Par ailleurs, une disposition d’une politique qui prévoit que l’employeur peut surveiller l'usage qui est fait de ses biens en tout temps, y compris la surveillance des réseaux informatiques et de télécommunications ainsi que des données et communications qui y transitent, a été déclarée valide. En effet, l'expression «en tout temps» signifie à «tout moment» et non de façon continuelle, et ce, selon les règles établies par la jurisprudence : la surveillance doit respecter le droit à la vie privée et à la dignité de chaque employé et être exercée de bonne foi et de manière raisonnable. L'employeur doit être en mesure de démontrer qu'il a des motifs sérieux pour l'exercer. Le décideur a analysé le même critère des attentes raisonnables de l’employé à la protection de son droit à la vie privéeXV.

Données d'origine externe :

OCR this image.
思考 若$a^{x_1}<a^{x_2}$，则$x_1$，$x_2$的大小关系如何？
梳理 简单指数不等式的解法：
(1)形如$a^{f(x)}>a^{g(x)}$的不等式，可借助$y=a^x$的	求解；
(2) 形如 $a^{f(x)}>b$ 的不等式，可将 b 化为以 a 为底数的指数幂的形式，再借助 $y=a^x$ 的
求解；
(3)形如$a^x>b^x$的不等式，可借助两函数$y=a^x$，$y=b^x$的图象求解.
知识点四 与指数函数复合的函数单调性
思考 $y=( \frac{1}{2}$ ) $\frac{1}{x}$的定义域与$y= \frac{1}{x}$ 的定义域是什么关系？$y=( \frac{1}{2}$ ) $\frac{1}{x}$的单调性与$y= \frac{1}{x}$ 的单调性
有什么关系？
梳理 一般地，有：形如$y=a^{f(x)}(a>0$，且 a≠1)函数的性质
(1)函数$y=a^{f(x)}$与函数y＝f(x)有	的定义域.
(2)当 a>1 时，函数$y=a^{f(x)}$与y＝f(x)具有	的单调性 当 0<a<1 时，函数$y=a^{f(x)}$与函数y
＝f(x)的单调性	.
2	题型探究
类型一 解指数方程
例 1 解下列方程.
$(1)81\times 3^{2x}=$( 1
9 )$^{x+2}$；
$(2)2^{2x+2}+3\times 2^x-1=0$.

Dans un cas où un salarié avait reçu plusieurs avis au sujet de son non-respect des règlements d’entreprise relatifs à l’utilisation des équipements informatiques de l’employeur et pour lequel il avait été sanctionné, il n’a pas été considéré comme illégal ni abusif de la part de celui-ci de vérifier le contenu d'un courriel afin de s'assurer que le salarié se conformait aux exigences de l’employeurXVI.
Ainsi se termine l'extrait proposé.